DIDYMUS CHALCENTERUS (c. 63 b.c.-a.d. 10), Greek scholar and grammarian, flourished in the time of Cicero and Augustus. His surname (Gr. Χαλκέντερος, brazen-bowelled) came from his indefatigable industry; he was said to have written so many books (more than 3500) that he was unable to recollect their names (βιβλιολάθας). He lived and taught in Alexandria and Rome, where he became the friend of Varro. He is chiefly important as having introduced Alexandrian learning to the Romans. He was a follower of the school of Aristarchus, upon whose recension of Homer he wrote a treatise, fragments of which have been preserved in the Venetian Scholia. He also wrote commentaries on many other Greek poets and prose authors. In his work on the lyric poets he treated of the various classes of poetry and their chief representatives, and his lists of words and phrases (used in tragedy and comedy and by orators and historians), of words of doubtful meaning, and of corrupt expressions, furnished the later grammarians with valuable material. His activity extended to all kinds of subjects: grammar (orthography, inflexions), proverbs, wonderful stories, the law-tablets (ἄξονες) of Solon, stones, and different kinds of wood. His polemic against Cicero’s De republica (Ammianus Marcellinus xxii. 16) provoked a reply from Suetonius. In spite of his stupendous industry, Didymus was little more than a compiler, of little critical judgment and doubtful accuracy, but he deserves recognition for having incorporated in his numerous writings the works of earlier critics and commentators.

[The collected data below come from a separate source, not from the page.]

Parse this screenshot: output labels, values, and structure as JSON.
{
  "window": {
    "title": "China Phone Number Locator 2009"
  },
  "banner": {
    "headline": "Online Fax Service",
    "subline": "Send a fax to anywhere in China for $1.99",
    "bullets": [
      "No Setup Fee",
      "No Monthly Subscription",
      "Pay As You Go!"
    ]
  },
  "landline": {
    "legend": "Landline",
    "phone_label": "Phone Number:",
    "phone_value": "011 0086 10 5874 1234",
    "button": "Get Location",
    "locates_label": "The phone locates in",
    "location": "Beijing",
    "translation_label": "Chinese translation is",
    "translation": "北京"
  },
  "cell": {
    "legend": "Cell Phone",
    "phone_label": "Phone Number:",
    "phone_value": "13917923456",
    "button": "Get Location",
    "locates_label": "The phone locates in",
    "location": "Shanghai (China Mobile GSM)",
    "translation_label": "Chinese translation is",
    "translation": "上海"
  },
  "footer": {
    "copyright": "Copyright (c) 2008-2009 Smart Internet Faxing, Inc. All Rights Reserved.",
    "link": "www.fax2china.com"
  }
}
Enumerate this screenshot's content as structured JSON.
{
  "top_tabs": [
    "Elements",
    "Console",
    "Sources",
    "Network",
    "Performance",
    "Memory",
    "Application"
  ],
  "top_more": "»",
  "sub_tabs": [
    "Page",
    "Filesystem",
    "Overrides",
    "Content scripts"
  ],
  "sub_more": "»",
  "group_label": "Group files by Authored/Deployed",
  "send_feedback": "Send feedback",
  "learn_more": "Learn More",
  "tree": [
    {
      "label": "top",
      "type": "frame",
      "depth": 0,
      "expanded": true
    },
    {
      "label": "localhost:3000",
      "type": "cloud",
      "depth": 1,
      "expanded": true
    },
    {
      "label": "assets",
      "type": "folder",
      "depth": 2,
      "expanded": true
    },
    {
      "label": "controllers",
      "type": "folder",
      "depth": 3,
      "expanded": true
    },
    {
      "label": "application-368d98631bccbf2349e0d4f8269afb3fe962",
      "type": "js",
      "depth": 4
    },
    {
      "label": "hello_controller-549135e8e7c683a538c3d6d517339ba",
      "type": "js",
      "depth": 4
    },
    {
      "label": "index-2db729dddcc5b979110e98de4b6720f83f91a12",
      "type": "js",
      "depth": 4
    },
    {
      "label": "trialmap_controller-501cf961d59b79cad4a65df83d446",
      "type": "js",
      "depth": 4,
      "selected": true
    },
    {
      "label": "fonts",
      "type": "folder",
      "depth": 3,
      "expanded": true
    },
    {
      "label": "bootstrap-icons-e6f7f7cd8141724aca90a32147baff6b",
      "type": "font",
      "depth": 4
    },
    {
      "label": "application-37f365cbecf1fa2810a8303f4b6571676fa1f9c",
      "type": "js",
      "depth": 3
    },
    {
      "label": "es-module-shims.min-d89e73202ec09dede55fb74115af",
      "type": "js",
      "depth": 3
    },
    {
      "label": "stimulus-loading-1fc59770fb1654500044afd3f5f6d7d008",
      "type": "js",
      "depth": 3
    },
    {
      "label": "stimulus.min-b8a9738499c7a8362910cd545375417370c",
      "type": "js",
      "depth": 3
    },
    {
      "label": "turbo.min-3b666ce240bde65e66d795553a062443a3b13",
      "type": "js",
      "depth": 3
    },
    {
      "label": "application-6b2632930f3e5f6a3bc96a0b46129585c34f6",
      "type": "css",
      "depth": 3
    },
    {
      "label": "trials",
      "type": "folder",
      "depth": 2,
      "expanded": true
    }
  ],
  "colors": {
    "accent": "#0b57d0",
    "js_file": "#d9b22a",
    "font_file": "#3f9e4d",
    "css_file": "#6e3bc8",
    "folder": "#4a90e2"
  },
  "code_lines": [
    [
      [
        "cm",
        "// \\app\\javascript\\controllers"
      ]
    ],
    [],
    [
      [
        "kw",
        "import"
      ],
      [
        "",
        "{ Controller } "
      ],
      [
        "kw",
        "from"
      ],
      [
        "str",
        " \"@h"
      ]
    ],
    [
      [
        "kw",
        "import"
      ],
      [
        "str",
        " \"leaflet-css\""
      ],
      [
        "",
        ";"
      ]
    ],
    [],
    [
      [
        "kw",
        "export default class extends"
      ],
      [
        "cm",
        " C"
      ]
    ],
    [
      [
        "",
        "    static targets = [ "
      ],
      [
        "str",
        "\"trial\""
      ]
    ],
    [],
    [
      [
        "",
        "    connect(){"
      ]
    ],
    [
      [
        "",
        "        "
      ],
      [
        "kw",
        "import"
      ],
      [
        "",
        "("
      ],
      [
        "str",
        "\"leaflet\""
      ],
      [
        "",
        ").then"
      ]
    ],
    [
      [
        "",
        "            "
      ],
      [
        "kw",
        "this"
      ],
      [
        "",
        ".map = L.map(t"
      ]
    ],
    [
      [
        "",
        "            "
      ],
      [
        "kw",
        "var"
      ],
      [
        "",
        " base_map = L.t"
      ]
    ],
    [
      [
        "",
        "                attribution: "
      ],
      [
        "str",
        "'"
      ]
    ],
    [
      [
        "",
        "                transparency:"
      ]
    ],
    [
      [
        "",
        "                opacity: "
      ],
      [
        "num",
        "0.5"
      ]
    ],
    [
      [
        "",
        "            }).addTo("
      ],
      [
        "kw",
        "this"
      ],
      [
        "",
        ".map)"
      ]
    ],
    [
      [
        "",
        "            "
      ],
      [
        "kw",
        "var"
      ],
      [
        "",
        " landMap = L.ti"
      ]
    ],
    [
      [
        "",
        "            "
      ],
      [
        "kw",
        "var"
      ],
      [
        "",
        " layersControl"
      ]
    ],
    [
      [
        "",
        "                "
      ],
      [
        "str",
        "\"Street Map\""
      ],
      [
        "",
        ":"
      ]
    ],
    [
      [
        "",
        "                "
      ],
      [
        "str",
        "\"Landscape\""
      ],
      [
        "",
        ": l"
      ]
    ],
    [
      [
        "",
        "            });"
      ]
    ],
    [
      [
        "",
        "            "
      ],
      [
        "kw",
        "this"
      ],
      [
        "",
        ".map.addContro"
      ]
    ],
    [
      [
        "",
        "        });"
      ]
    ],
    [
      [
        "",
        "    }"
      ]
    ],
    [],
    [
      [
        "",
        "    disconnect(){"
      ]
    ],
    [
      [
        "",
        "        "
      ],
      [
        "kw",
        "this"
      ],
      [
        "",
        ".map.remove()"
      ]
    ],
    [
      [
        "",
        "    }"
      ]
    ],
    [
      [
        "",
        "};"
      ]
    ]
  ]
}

See M. W. Schmidt, De Didymo Chalcentero (1853) and Didymi Chalcenteri fragmenta (1854); also F. Susemihl, Geschichte der griech. Literatur in der Alexandrinerzeit, ii. (1891); J. E. Sandys, History of Classical Scholarship, i. (1906).
DIE, a town of south-eastern France, capital of an arrondissement in the department of Drôme, 43 m. E.S.E. of Valence on the Paris-Lyon railway. Pop. (1906) 3090. The town is situated in a plain enclosed by mountains on the right bank of the Drôme below its confluence with the Meyrosse, which supplies power to some of the industries. The most interesting structures of Die are the old cathedral, with a porch of the 11th century supported on granite columns from an ancient temple of Cybele; and the Porte St Marcel, a Roman gateway flanked by massive towers. The Roman remains also include the ruins of aqueducts and altars. Die is the seat of a sub-prefect, and of a tribunal of first instance. The manufactures are silk, furniture, cloth, lime and cement, and there are flour and saw mills. Trade is in timber, especially walnut, and in white wine known as clairette de Die. The mulberry is largely grown for the rearing of silkworms. Under the Romans, Die (Dea Augusta Vocontiorum) was an important colony. It was formerly the seat of a bishopric, united to that of Valence from 1276 to 1687 and suppressed in 1790. Previous to the revocation of the edict of Nantes in 1685 it had a Calvinistic university.
DIE (Fr. dé, from Lat. datum, given), a word used in various senses, for a small cube of ivory, &c. (see [Dice]), for the engraved stamps used in coining money, &c., and various mechanical appliances in engineering. In architecture a “die” is the term used for the square base of a column, and it is applied also to the vertical face of a pedestal or podium.
The fabrics known as “dice” take their name from the rectangular form of the figure. The original figures would probably be perfectly square, but to-day the same principle of weaving is applied, and the name dice is given to all figures of rectangular form. The different effects in the adjacent squares or rectangles are due to precisely the same reasons as those explained in connexion with the ground and the figure of damasks. The same weaves are used in both damasks and dices, but simpler weaves are generally employed for the commoner classes of the latter. The effect is, in every case, obtained by what are technically called warp and weft float weaves. The illustration B shows the two double damask weaves arranged to form a dice pattern, while A shows a similar pattern made from two four-thread twill weaves. C and D represent respectively the disposition of the threads in A and B with the first pick, and the solid marks represent the floats of warp. The four squares, which are almost as pronounced in the cloth as those of a chess-board, may be made of any size by repeating each weave for the amount of surface required. It is only in the finest cloths that the double damask weaves B are used for dice patterns, the single damask weaves and the twill weaves being employed to a greater extent. This class of pattern is largely employed for the production of table-cloths of lower and medium qualities. The term damask is also often applied to cloths of this character, and especially so when the figure is formed by rectangles of different sizes.